This particular calamity — at least the third such conviction
of vegan parents in four years — may be largely due to ignorance.
But it should prompt frank discussion about nutrition.
I was once a vegan. But well before I became pregnant, I concluded
that a vegan pregnancy was irresponsible. You cannot create and
nourish a robust baby merely on foods from plants.
Indigenous cuisines offer clues about what humans, naturally
omnivorous, need to survive, reproduce and grow: traditional vegetarian
diets, as in India, invariably include dairy and eggs for complete
protein, essential fats and vitamins. There are no vegan societies
for a simple reason: a vegan diet is not adequate in the long
run.
Protein deficiency is one danger of a vegan diet for babies.
Nutritionists used to speak of proteins as “first class”
(from meat, fish, eggs and milk) and “second class”
(from plants), but today this is considered denigrating to vegetarians.
The fact remains, though, that humans prefer animal proteins
and fats to cereals and tubers, because they contain all the essential
amino acids needed for life in the right ratio. This is not true
of plant proteins, which are inferior in quantity and quality
— even soy.
A vegan diet may lack vitamin B12, found only in animal foods;
usable vitamins A and D, found in meat, fish, eggs and butter;
and necessary minerals like calcium and zinc. When babies are
deprived of all these nutrients, they will suffer from retarded
growth, rickets and nerve damage.
Responsible vegan parents know that breast milk is ideal. It
contains many necessary components, including cholesterol (which
babies use to make nerve cells) and countless immune and growth
factors. When breastfeeding isn’t possible, soy milk and
fruit juice, even in seemingly sufficient quantities, are not
safe substitutes for a quality infant formula.
Yet even a breast-fed baby is at risk. Studies show that vegan
breast milk lacks enough docosahexaenoic acid, or DHA, the omega-3
fat found in fatty fish. It is difficult to overstate the importance
of DHA, vital as it is for eye and brain development.
A vegan diet is equally dangerous for weaned babies and toddlers,
who need plenty of protein and calcium. Too often, vegans turn
to soy, which actually inhibits growth and reduces absorption
of protein and minerals. That’s why health officials in
Britain, Canada and other countries express caution about soy
for babies. (Not here, though — perhaps because our farm
policy is so soy-friendly.)
Historically, diet honored tradition: we ate the foods that our
mothers, and their mothers, ate. Now, your neighbor or sibling
may be a meat-eater or vegetarian, may ferment his foods or eat
them raw. This fragmentation of the American menu reflects admirable
diversity and tolerance, but food is more important than fashion.
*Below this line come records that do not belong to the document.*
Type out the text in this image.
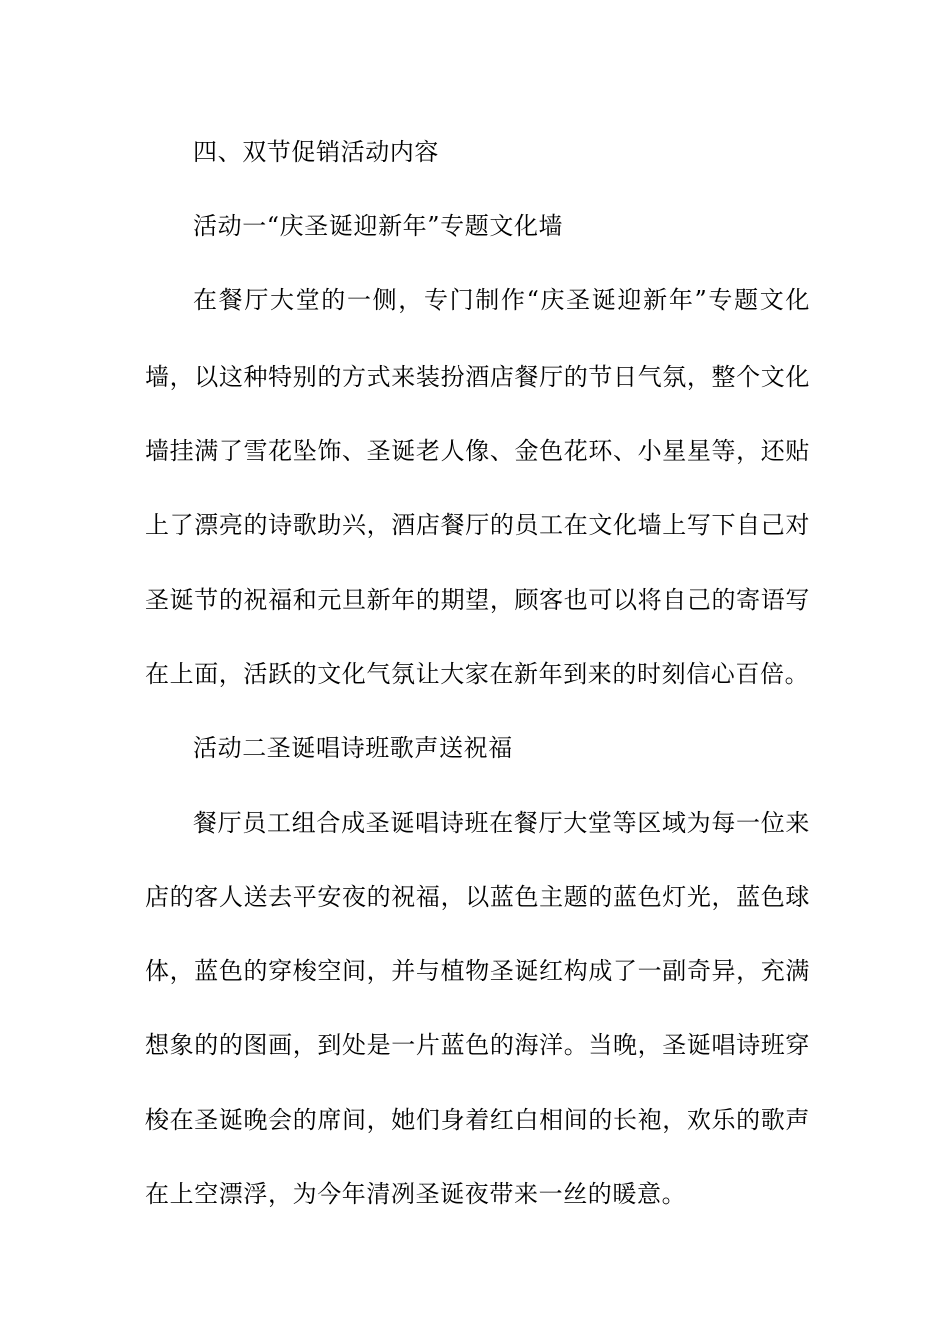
四、双节促销活动内容
活动一“庆圣诞迎新年”专题文化墙
在餐厅大堂的一侧，专门制作“庆圣诞迎新年”专题文化
墙，以这种特别的方式来装扮酒店餐厅的节日气氛，整个文化
墙挂满了雪花坠饰、圣诞老人像、金色花环、小星星等，还贴
上了漂亮的诗歌助兴，酒店餐厅的员工在文化墙上写下自己对
圣诞节的祝福和元旦新年的期望，顾客也可以将自己的寄语写
在上面，活跃的文化气氛让大家在新年到来的时刻信心百倍。
活动二圣诞唱诗班歌声送祝福
餐厅员工组合成圣诞唱诗班在餐厅大堂等区域为每一位来
店的客人送去平安夜的祝福，以蓝色主题的蓝色灯光，蓝色球
体，蓝色的穿梭空间，并与植物圣诞红构成了一副奇异，充满
想象的的图画，到处是一片蓝色的海洋。当晚，圣诞唱诗班穿
梭在圣诞晚会的席间，她们身着红白相间的长袍，欢乐的歌声
在上空漂浮，为今年清冽圣诞夜带来一丝的暖意。
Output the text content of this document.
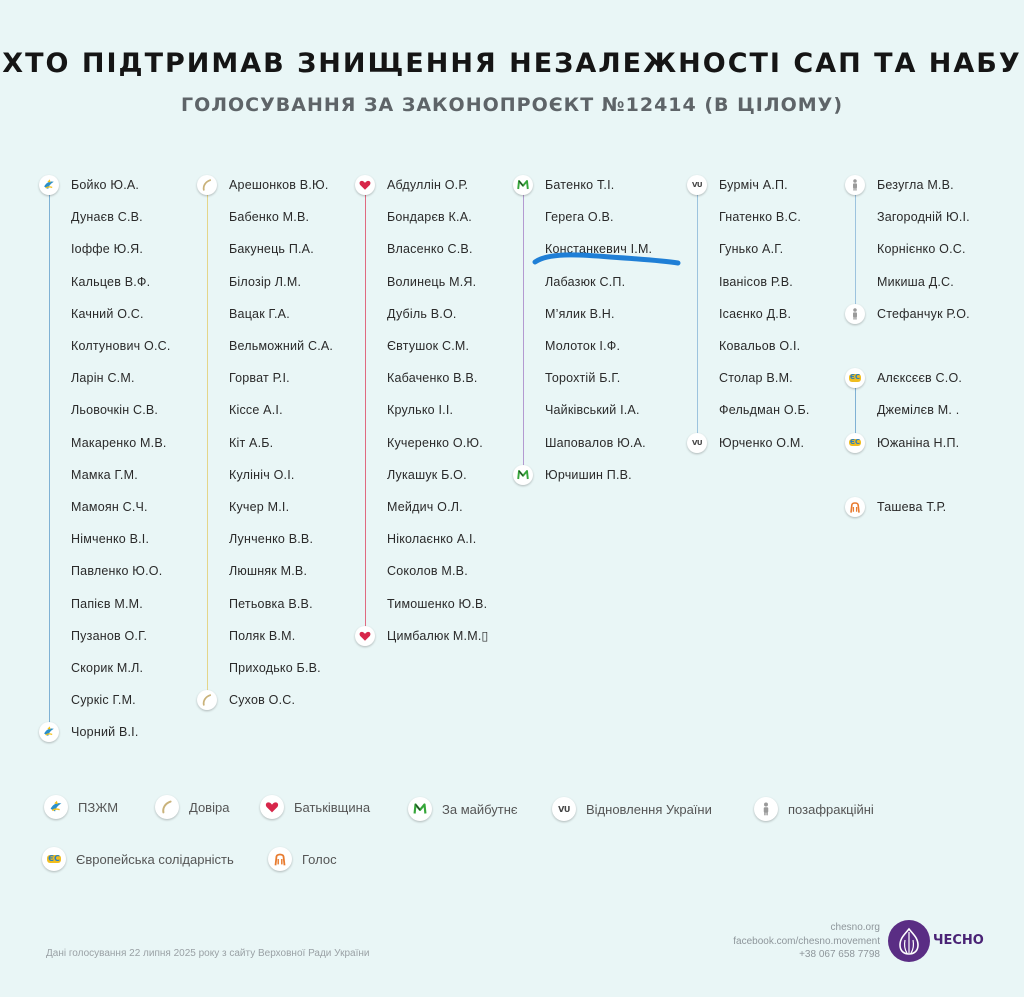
ХТО ПІДТРИМАВ ЗНИЩЕННЯ НЕЗАЛЕЖНОСТІ САП ТА НАБУ
ГОЛОСУВАННЯ ЗА ЗАКОНОПРОЄКТ №12414 (В ЦІЛОМУ)
Бойко Ю.А.
Дунаєв С.В.
Іоффе Ю.Я.
Кальцев В.Ф.
Качний О.С.
Колтунович О.С.
Ларін С.М.
Льовочкін С.В.
Макаренко М.В.
Мамка Г.М.
Мамоян С.Ч.
Німченко В.І.
Павленко Ю.О.
Папієв М.М.
Пузанов О.Г.
Скорик М.Л.
Суркіс Г.М.
Чорний В.І.
Арешонков В.Ю.
Бабенко М.В.
Бакунець П.А.
Білозір Л.М.
Вацак Г.А.
Вельможний С.А.
Горват Р.І.
Кіссе А.І.
Кіт А.Б.
Кулініч О.І.
Кучер М.І.
Лунченко В.В.
Люшняк М.В.
Петьовка В.В.
Поляк В.М.
Приходько Б.В.
Сухов О.С.
Абдуллін О.Р.
Бондарєв К.А.
Власенко С.В.
Волинець М.Я.
Дубіль В.О.
Євтушок С.М.
Кабаченко В.В.
Крулько І.І.
Кучеренко О.Ю.
Лукашук Б.О.
Мейдич О.Л.
Ніколаєнко А.І.
Соколов М.В.
Тимошенко Ю.В.
Цимбалюк М.М.▯
Батенко Т.І.
Герега О.В.
Констанкевич І.М.
Лабазюк С.П.
М’ялик В.Н.
Молоток І.Ф.
Торохтій Б.Г.
Чайківський І.А.
Шаповалов Ю.А.
Юрчишин П.В.
Бурміч А.П.
Гнатенко В.С.
Гунько А.Г.
Іванісов Р.В.
Ісаєнко Д.В.
Ковальов О.І.
Столар В.М.
Фельдман О.Б.
Юрченко О.М.
VU
VU
Безугла М.В.
Загородній Ю.І.
Корнієнко О.С.
Микиша Д.С.
Стефанчук Р.О.
Алєксєєв С.О.
Джемілєв М. .
Южаніна Н.П.
ЄС
ЄС
Ташева Т.Р.
ПЗЖМ	Довіра	Батьківщина	За майбутнє	VU Відновлення України	позафракційні
ЄС Європейська солідарність	Голос
Дані голосування 22 липня 2025 року з сайту Верховної Ради України
chesno.org
facebook.com/chesno.movement
+38 067 658 7798
ЧЕСНО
Though it’s not politically correct to say so, all diets
are not created equal.
An adult who was well-nourished in utero and in infancy may choose
to get by on a vegan diet, but babies are built from protein,
calcium, cholesterol and fish oil. Children fed only plants will
not get the precious things they need to live and grow.
Nina Planck is the author of “Real Food: What to Eat and
Why.”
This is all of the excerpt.